River season opening

It’s Sunday evening and I’m looking at a sky pink with bushfire haze. Earlier, I’d watched the volunteer’s fire engine roar through downtown Adaminaby as I sat, in just a T shirt, exhausted after two days of river fishing, trying to drink coffee and eat a late lunch outside the bakery and contemplating the fast-approaching El Nino summer. However, 36 hours earlier I’d been with Stephen (Flyboat Fishing Charters) and Travis, standing on the banks of the Eucumbene River at dawn on day 1 of the NSW trout rivers fishing season.

Opening day dawn madness. The moon hadn’t set, the sun hadn’t risen, and it was minus 4C!

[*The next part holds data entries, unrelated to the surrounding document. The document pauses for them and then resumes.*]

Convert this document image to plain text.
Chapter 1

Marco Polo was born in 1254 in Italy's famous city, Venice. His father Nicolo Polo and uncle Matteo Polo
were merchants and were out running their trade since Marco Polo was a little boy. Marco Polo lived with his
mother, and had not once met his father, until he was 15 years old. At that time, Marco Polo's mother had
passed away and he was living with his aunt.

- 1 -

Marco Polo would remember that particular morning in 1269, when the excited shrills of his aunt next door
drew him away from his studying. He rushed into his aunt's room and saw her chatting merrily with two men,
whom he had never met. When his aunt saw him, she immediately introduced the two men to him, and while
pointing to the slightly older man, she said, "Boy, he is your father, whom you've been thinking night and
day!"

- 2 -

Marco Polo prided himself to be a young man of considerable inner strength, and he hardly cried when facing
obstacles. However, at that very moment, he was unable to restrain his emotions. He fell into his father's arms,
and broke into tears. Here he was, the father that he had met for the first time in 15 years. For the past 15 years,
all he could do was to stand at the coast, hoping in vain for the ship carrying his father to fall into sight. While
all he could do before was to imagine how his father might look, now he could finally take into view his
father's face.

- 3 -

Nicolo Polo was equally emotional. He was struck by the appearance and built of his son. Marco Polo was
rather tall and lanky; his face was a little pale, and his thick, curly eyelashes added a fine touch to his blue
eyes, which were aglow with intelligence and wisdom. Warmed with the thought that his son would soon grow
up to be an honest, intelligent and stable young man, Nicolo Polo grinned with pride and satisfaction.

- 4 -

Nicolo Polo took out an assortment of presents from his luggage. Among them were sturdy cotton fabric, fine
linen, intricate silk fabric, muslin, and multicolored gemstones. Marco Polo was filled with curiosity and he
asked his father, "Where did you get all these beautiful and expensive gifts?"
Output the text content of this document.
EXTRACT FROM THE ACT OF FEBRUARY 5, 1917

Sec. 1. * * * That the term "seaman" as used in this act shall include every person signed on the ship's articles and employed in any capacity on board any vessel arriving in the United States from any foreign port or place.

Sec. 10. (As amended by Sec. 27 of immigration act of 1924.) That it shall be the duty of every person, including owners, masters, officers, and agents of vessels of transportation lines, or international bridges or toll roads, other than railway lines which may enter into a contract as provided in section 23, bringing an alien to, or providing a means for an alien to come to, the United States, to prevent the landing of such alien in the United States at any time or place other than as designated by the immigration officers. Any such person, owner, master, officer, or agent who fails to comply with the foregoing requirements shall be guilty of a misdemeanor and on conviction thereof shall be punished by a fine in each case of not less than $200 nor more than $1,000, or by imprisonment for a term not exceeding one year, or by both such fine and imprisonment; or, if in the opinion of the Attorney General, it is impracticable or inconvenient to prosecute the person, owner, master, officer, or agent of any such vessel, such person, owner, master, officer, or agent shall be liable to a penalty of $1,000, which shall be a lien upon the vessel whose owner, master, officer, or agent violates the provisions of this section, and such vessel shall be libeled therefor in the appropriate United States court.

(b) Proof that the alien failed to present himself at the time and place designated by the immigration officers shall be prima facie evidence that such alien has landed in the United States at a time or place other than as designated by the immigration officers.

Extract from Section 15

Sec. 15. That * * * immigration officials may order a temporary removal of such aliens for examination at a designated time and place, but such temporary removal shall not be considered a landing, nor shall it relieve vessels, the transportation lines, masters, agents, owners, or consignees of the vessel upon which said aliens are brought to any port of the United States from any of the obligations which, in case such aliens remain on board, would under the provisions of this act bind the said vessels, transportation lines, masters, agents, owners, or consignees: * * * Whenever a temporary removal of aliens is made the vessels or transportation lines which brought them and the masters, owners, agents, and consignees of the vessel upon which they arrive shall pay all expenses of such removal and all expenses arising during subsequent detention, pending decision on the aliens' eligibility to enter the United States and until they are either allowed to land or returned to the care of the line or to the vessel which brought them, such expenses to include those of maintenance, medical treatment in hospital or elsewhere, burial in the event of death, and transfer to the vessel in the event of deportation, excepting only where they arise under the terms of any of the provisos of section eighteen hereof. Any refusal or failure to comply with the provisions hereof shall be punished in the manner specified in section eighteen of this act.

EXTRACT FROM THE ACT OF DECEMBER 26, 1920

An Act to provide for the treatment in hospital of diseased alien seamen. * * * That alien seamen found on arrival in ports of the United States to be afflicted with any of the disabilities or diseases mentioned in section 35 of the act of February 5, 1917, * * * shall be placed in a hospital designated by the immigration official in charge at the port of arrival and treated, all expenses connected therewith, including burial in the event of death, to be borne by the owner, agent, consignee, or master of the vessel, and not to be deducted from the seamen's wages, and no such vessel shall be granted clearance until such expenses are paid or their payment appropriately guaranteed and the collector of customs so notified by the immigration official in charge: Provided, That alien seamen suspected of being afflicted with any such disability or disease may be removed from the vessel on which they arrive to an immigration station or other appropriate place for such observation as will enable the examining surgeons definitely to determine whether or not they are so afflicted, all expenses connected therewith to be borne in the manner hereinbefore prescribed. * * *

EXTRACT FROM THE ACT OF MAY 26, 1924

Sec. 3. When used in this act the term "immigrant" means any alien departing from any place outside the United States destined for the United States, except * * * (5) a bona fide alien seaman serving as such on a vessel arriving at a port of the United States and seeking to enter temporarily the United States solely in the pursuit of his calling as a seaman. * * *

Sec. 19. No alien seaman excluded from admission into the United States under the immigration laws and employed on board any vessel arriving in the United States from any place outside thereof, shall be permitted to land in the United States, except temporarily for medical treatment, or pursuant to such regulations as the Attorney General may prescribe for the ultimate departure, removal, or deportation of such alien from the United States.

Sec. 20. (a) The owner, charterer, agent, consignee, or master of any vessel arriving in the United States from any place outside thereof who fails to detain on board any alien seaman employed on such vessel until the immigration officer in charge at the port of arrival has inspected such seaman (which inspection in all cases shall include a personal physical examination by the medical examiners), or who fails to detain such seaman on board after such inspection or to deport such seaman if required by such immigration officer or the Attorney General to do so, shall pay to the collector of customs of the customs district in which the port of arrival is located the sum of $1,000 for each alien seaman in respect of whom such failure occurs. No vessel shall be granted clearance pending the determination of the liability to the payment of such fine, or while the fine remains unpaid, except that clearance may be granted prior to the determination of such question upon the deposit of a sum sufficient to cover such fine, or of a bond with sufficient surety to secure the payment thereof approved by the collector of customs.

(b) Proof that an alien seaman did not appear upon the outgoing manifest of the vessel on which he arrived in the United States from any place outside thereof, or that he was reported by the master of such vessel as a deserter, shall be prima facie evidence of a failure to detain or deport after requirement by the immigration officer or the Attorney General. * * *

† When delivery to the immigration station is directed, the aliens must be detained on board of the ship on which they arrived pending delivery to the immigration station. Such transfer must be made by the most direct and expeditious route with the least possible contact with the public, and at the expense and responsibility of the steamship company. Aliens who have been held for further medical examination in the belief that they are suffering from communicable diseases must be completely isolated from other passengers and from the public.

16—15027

Each year, as they creep on, I wonder whether I’ll be able to do this annual marathon, but I keep coming, and even the young Turks I drag along are starting to complain and not be quite as energetic as they once were. The very short version is that the fish were plentiful, mainly rainbows hanging around post spawning; the river was a nice height (not too low, not too high, just right!) and over 8 kilometres of Eucumbene River, we were able to catch one or two fish from most good-looking pools and runs. Similar reports from the Thredbo, and excellent fishing also reported on the Monaro streams and the Snowy River. All round ticks. Good fish and still dumb!

Beautiful rainbows.

But what next? Well this weeks’ rain will change things. First, a lot of fish will take the hint and drift (or be washed) back to the lake; second the first decent rain for months will freshen the rivers and make them super attractively fishy for the next few weeks.

A couple of notables. Stephen, after catching plenty of fish short-line nymphing, with the sun on the water and an odd fish rising, decided to tie on a Royal Wullf and promptly landed a decent rainbow first cast, and then plenty more including a couple of browns which had been absent most of the morning.

Pocket water fish from the gorge.

Our day one travels ended up on the lake, on the boat. As we were in our normal Buckenderra cottage, we headed towards Rushy Plains and ended the day with a great session on the Black & Gold – and thus a neat segue into the lakes report.

Stephen logs another Black & Gold rainbow from Brookwood.

Snowy lakes fishing report

Lake Eucumbene is at 63.8% has been creeping up in daily 1/100ths of a percent for the past few weeks. Not the usual spring thaw 1% leaps, but better than the alternative. Water temperatures are high for October, between 12 and 14 degrees depending on when and where, and warm enough for early mudeye hatches and midges by the billion. Stick caddis are already working well; Steve Corrigan reported a 6 fish session last week fishing a sticky a foot under an indicator. We caught rainbows that were disgorging 6mm snails, with what felt like very full bellies.

Lake Jindabyne is at 69.54%, a steady decline over the last 12 months from its big spill. The lake has been producing the best big browns. The speculation is that, as the yabbies retreat, they bring the big fish in close. Sounds good to me! I don’t know why Snowy Hydro is dropping the lake, but it seems to be deliberate. Maybe they’re doing maintenance? Conspiracy theories on a postcard please!

Tantangara Reservoir is at 10.18% and is still impacted by Snowy 2.0 works. I spoke to one group who’d gone up and then gone back to Eucumbene. It’s a small lake right now.

Travis’ successful first opening day on the Eucumbene River.

The next few months will be great, especially on Lake Eucumbene which is better than I can remember it in my 30 years of fishing there. Don’t go near the place without midge (hook size 16), stick caddis (size 10), and mudeye patterns (size 6), and a little stash of Black & Gold buggers (or anything similar with a tungsten bead and a bit of bling).

Top of the lake fishing, with access from Denison campground, has a lot going for it.